三谷幸喜脚本、小栗旬主演の2022年大河ドラマ『鎌倉殿の13人』。主人公は北条義時という、一般的にはあまり知られていない人物、大河ドラマでは珍しい時代を取り上げることから、放送前から話題になっています。この連載では、時代背景や登場人物をわかりやすく解説しながら、人気スポットである鎌倉のゆかりの地を紹介します。

文=鷹橋 忍

三谷幸喜脚本の大河ドラマ『鎌倉殿の13人』

 2022年の大河ドラマ『鎌倉殿の13人』は、脚本を3回目の大河ドラマ執筆となる三谷幸喜が、主演は人気俳優の小栗旬が務め、放送開始前から注目を集めている。

 タイトルにある「13人」とは、二代将軍源頼家が父の頼朝の跡を継いで間もないころに作られた制度である「十三人の合議制」のメンバーを指す。
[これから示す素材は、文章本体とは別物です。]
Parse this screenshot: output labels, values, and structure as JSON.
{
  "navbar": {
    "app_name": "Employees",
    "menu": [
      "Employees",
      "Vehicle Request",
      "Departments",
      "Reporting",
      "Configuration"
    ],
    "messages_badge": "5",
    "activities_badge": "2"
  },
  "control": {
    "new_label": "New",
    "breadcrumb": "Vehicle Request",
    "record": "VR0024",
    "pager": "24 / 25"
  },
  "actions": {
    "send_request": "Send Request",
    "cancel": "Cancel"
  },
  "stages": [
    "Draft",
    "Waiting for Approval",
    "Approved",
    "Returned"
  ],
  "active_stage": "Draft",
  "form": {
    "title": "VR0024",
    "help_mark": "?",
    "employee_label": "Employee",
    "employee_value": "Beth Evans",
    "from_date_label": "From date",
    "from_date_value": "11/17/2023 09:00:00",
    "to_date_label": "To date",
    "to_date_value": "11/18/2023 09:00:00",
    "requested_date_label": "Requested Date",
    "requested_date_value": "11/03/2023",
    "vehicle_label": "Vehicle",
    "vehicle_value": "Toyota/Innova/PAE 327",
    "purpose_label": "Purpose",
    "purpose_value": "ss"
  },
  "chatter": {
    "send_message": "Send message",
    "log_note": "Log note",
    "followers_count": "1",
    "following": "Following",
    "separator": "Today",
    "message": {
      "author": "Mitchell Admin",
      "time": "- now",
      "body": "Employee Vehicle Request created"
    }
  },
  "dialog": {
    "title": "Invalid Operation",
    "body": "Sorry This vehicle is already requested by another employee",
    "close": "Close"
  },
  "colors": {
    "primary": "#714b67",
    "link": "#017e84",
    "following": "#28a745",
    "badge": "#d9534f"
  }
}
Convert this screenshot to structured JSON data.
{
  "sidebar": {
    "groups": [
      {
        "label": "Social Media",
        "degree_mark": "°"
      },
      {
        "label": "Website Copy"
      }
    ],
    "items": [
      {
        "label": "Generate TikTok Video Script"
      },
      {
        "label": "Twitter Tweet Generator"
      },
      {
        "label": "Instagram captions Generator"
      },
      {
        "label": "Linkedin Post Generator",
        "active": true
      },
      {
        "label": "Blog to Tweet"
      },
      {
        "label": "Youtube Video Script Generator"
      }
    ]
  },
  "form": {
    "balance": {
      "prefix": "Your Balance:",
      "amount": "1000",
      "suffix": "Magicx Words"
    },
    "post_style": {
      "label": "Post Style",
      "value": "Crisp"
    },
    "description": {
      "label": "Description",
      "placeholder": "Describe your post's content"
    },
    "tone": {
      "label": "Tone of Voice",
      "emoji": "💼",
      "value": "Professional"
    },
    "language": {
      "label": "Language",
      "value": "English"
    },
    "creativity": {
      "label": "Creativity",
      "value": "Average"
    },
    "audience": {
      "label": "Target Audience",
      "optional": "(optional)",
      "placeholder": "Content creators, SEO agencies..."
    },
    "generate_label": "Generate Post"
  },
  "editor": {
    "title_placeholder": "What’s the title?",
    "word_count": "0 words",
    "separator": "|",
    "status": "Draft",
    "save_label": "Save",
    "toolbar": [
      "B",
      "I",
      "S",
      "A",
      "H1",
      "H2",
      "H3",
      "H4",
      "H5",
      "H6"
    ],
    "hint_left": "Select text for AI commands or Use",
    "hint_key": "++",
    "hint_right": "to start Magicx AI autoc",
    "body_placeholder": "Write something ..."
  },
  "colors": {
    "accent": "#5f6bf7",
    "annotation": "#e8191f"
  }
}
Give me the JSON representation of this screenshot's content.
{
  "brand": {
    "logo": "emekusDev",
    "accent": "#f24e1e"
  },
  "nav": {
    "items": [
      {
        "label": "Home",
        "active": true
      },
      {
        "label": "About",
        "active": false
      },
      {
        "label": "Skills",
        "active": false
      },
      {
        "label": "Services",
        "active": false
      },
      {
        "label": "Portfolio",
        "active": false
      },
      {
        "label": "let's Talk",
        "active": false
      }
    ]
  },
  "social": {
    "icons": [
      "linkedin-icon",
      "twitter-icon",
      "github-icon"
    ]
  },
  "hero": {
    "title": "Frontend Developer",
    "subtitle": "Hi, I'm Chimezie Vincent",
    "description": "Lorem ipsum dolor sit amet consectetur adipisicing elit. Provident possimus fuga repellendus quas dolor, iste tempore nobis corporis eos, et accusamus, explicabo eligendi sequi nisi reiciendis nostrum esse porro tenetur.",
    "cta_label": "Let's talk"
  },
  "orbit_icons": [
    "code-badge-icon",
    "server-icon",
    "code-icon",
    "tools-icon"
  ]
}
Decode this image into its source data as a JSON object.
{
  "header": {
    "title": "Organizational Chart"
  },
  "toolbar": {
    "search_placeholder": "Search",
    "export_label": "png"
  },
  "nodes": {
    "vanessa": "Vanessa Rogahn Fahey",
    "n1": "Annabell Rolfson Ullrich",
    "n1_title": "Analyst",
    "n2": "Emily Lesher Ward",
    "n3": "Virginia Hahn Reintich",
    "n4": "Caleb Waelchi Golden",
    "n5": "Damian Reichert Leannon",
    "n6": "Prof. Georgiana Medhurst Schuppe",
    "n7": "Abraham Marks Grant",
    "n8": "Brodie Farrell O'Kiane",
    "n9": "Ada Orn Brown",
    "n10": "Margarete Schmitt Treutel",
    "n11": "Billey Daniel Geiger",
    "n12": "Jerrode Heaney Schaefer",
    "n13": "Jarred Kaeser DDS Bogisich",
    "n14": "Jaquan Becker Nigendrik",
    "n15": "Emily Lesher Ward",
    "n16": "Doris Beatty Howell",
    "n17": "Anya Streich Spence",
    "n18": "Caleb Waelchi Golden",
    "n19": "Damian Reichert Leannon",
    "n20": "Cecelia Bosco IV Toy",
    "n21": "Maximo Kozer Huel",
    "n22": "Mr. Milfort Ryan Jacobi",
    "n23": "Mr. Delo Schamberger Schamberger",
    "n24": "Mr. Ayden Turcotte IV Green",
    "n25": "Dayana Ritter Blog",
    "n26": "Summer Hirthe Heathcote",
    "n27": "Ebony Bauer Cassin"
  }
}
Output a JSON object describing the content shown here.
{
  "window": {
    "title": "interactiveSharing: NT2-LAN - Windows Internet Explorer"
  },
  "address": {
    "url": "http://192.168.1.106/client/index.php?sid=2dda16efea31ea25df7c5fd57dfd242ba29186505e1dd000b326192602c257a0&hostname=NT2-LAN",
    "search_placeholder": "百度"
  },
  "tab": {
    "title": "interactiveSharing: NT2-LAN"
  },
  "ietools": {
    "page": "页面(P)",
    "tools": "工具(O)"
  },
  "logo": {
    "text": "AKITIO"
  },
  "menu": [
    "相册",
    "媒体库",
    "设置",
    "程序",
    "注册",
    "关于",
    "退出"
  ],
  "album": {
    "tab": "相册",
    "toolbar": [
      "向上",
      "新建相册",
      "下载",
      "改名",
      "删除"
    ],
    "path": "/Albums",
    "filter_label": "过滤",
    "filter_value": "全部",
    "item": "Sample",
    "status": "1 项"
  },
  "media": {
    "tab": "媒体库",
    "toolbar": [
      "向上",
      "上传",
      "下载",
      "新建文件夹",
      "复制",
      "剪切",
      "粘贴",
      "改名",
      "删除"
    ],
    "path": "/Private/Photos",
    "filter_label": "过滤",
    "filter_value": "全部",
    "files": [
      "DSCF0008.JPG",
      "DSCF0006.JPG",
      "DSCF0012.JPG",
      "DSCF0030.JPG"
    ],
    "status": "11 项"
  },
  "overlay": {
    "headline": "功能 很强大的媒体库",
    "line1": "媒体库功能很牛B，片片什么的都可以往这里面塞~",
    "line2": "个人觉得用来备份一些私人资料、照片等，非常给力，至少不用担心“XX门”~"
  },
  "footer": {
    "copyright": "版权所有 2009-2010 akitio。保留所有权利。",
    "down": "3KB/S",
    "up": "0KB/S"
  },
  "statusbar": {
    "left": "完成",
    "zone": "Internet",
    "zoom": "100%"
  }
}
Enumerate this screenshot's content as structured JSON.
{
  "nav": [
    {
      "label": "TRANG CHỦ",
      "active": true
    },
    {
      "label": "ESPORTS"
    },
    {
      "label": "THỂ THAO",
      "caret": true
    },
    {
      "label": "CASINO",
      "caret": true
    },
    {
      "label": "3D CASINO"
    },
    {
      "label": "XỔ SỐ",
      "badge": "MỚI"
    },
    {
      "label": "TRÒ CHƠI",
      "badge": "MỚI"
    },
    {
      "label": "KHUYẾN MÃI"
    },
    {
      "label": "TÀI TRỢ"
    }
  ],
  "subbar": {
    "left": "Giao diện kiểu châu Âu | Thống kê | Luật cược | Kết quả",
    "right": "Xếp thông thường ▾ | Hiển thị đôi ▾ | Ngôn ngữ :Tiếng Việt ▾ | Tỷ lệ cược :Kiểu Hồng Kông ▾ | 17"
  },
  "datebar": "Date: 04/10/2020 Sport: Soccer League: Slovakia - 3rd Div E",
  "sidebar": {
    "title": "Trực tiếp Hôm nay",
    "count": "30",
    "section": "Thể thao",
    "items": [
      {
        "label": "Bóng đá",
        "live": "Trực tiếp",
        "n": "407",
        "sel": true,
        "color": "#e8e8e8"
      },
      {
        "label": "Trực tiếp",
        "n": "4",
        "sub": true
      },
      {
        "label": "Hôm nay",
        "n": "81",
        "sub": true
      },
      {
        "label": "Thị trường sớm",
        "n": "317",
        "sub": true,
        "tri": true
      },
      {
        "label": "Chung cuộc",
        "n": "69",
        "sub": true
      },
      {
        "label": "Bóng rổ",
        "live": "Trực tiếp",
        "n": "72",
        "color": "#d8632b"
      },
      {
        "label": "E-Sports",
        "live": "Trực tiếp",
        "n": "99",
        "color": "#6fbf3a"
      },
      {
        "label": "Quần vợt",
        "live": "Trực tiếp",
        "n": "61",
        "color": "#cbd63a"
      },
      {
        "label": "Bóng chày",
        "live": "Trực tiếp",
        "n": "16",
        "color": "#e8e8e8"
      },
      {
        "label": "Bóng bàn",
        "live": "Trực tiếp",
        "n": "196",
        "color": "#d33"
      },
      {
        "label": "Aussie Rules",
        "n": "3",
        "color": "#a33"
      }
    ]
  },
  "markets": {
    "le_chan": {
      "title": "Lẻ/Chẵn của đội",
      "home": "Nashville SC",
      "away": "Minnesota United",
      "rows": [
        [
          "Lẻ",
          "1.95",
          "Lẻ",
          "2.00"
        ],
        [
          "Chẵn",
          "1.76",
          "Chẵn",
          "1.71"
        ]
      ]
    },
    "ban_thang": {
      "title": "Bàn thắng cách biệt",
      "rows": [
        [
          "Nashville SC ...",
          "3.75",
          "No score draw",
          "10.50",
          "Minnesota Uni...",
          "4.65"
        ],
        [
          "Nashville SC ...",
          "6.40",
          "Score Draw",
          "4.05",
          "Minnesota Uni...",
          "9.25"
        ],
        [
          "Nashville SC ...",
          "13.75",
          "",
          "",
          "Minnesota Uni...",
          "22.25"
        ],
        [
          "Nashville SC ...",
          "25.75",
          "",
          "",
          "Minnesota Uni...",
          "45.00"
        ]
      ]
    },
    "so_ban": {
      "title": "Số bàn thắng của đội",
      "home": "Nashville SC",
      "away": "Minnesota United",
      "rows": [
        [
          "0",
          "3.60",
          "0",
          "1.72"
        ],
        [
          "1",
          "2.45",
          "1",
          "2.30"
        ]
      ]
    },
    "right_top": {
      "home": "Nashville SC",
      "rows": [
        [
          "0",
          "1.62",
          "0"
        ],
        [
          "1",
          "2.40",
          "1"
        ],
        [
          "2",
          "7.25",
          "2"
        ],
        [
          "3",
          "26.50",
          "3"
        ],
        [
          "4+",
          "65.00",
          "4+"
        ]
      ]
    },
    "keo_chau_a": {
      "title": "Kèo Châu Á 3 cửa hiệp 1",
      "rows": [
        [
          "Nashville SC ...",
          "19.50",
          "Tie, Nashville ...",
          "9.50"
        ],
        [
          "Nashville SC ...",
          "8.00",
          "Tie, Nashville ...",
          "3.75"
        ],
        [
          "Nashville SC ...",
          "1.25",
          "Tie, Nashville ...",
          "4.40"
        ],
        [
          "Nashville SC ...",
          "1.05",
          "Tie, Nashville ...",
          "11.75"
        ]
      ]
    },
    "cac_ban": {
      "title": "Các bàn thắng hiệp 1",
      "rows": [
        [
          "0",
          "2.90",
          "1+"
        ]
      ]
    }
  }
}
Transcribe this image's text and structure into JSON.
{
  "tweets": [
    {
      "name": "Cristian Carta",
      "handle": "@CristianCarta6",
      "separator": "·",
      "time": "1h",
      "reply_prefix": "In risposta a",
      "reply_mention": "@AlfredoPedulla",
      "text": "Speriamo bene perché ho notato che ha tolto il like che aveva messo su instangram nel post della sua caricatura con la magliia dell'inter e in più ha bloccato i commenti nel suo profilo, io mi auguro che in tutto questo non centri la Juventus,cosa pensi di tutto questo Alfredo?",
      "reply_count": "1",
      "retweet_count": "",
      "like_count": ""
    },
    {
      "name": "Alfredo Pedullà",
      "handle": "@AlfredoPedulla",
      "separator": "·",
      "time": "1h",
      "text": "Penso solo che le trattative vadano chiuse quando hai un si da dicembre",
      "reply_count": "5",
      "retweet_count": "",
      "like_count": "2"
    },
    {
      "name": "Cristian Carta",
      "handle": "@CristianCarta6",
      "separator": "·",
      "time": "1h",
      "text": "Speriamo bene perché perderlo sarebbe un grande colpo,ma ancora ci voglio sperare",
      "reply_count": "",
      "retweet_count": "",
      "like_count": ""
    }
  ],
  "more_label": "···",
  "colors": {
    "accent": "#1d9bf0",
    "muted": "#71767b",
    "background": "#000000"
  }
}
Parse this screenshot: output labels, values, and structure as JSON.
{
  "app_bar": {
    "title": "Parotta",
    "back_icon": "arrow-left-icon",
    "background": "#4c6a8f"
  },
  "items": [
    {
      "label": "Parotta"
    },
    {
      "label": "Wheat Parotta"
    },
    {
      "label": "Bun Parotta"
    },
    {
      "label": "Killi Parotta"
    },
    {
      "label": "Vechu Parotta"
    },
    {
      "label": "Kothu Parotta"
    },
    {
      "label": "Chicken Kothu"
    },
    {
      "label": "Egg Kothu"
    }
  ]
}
ドラマの主人公・北条義時は、この13人の最年少メンバーであった。

主人公・北条義時とは?

 小栗旬演じる主人公・北条義時(1163〜1224)は、伊豆国の豪族(在庁官人説もあり)の北条時政の二男で、源頼朝の妻・北条政子の同母弟である。つまり、頼朝は義時の義兄にあたる。

 もともと義時は、時政の嫡男ですらなかった。政子が頼朝の妻にならなければ、伊豆の一武士で終わっていたかもしれない。

 平氏追討の令旨を受け取った頼朝が反旗を翻すと、義時も父や兄と共に頼朝の挙兵を支え、治承・寿永の乱(源平合戦)を戦っていく。

 鎌倉幕府の誕生、頼朝の死後の、かつての戦友である御家人たちの血で血を洗う抗争、将軍暗殺、そして、後鳥羽上皇との対決「承久の乱」などと、数々のパワーゲームや合戦を、義時はいかに乗り越えていくのか。興味はつきない。